I’m happy to report no harassment, save perhaps a glare this afternoon that had nothing to do with my sex or hair color. I had woken up and dressed a few minutes before Affaf knocked on my door. I opened it to find she was visibly upset, and asking me why I did not unlock the school at 4 p.m. as we had discussed the night before. I told her that I had let in the French teacher for her one-on-one appointment at 8 a.m. and assumed that it would remain “open” from then on. No. That’s not how it works. Apparently the school opens and closes throughout the day with changing class schedules. As Affaf explained this to me in a harsh tone, a man sitting behind her first smirked then glared at me and my unknowingness. I later found out he is from Azerbaijan and I will be teaching him mid-level English in the coming weeks.

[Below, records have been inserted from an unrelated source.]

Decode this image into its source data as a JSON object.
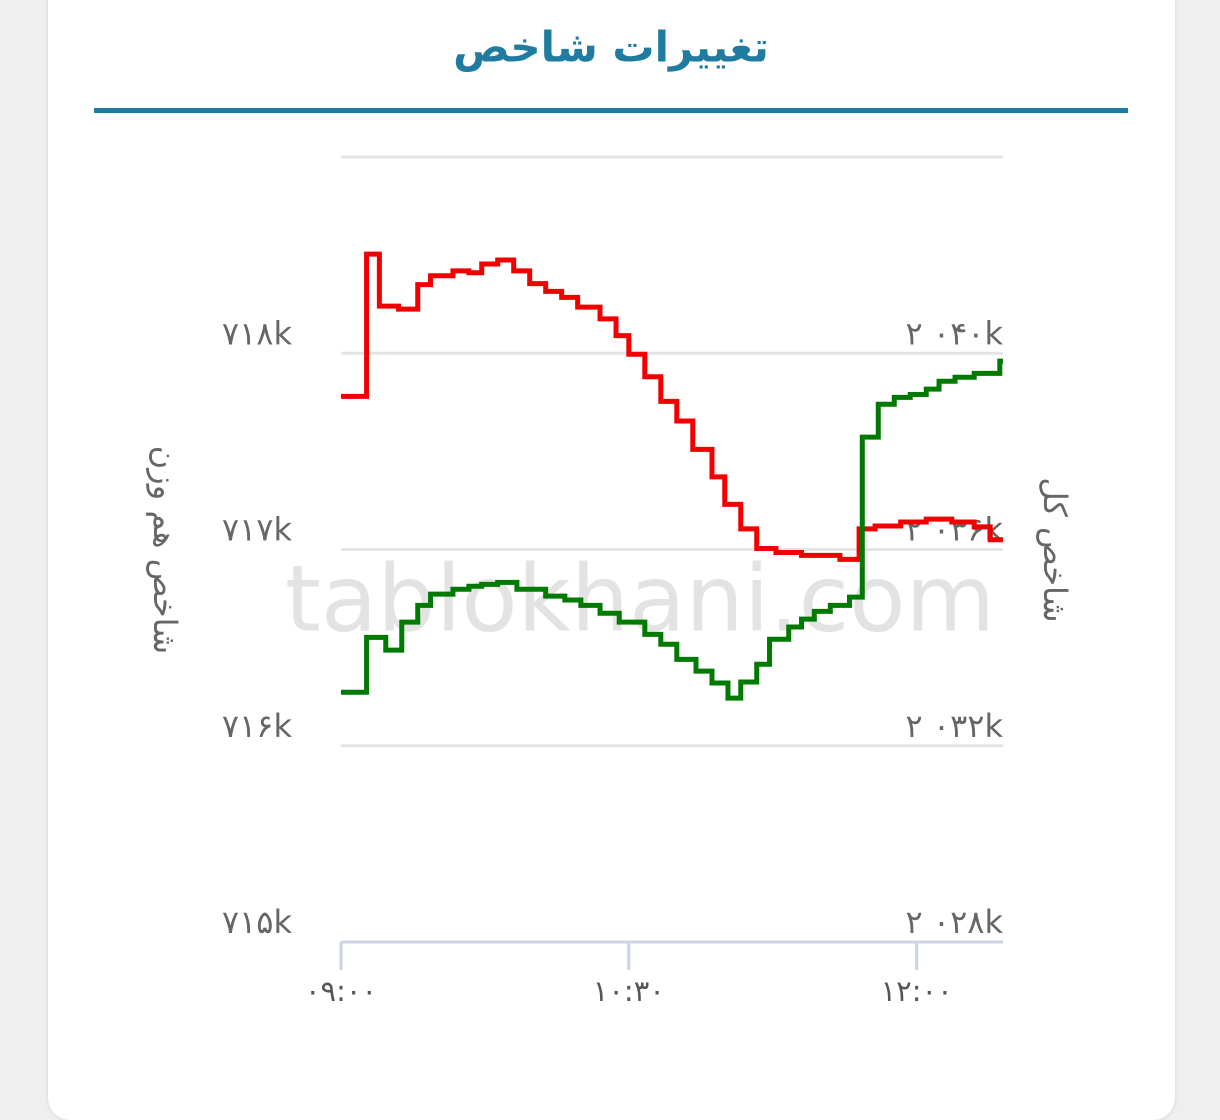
{
  "chart_data": {
    "type": "line",
    "drawstyle": "steps-post",
    "title": "تغییرات شاخص",
    "watermark": "tablokhani.com",
    "ylabel": "شاخص هم وزن",
    "y2label": "شاخص کل",
    "grid": true,
    "xlim": [
      540,
      747
    ],
    "xticks": [
      {
        "value": 540,
        "label": "۰۹:۰۰"
      },
      {
        "value": 630,
        "label": "۱۰:۳۰"
      },
      {
        "value": 720,
        "label": "۱۲:۰۰"
      }
    ],
    "ylim": [
      715000,
      719000
    ],
    "yticks": [
      {
        "value": 718000,
        "label": "۷۱۸k"
      },
      {
        "value": 717000,
        "label": "۷۱۷k"
      },
      {
        "value": 716000,
        "label": "۷۱۶k"
      },
      {
        "value": 715000,
        "label": "۷۱۵k"
      }
    ],
    "y2lim": [
      2028000,
      2044000
    ],
    "y2ticks": [
      {
        "value": 2040000,
        "label": "۲ ۰۴۰k"
      },
      {
        "value": 2036000,
        "label": "۲ ۰۳۶k"
      },
      {
        "value": 2032000,
        "label": "۲ ۰۳۲k"
      },
      {
        "value": 2028000,
        "label": "۲ ۰۲۸k"
      }
    ],
    "series": [
      {
        "color": "#f20000",
        "x": [
          540,
          548,
          552,
          558,
          564,
          568,
          575,
          580,
          584,
          589,
          594,
          599,
          604,
          609,
          614,
          621,
          626,
          630,
          635,
          640,
          645,
          650,
          656,
          660,
          665,
          670,
          676,
          684,
          696,
          702,
          707,
          715,
          723,
          731,
          738,
          743
        ],
        "values": [
          717780,
          718505,
          718240,
          718225,
          718350,
          718395,
          718420,
          718410,
          718455,
          718475,
          718420,
          718355,
          718315,
          718285,
          718235,
          718175,
          718090,
          717995,
          717880,
          717755,
          717655,
          717510,
          717370,
          717230,
          717105,
          717005,
          716985,
          716970,
          716950,
          717105,
          717120,
          717140,
          717155,
          717140,
          717115,
          717050
        ]
      },
      {
        "color": "#007a00",
        "axis": "y2",
        "x": [
          540,
          548,
          554,
          559,
          564,
          568,
          575,
          580,
          584,
          589,
          595,
          604,
          610,
          615,
          621,
          627,
          635,
          640,
          645,
          651,
          656,
          661,
          665,
          670,
          674,
          680,
          684,
          688,
          693,
          699,
          703,
          708,
          713,
          718,
          723,
          727,
          732,
          738,
          746
        ],
        "values": [
          2033090,
          2034210,
          2033950,
          2034520,
          2034860,
          2035090,
          2035190,
          2035250,
          2035290,
          2035330,
          2035190,
          2035050,
          2034970,
          2034860,
          2034700,
          2034520,
          2034270,
          2034070,
          2033760,
          2033520,
          2033280,
          2032970,
          2033300,
          2033660,
          2034170,
          2034420,
          2034580,
          2034740,
          2034860,
          2035030,
          2038290,
          2038960,
          2039100,
          2039160,
          2039270,
          2039430,
          2039510,
          2039590,
          2039840
        ]
      }
    ]
  }
}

The streets are never cleaned, except what shop owners decide to take on in their own areas. I’m covered in a permanent layer of sweat and dust. And apparently ants like peanut butter.
Almost forgot to explain the header: The electricity cuts in and out across the city at least five times a day. The British school teacher, Giorgina, told me it used to only happen once every two weeks, then once a day, now this. Glad to have brought so many flashlights, which I’ve gathered the school is unable to afford. Giorgina calls them torches, and says it’s what everyone in Britain calls flashlights. Anyway, Affaf put a bowl of water in my freezer before I arrived in case I should like to add it to a jug of drinking water at some point. It remained water last night as well as this morning.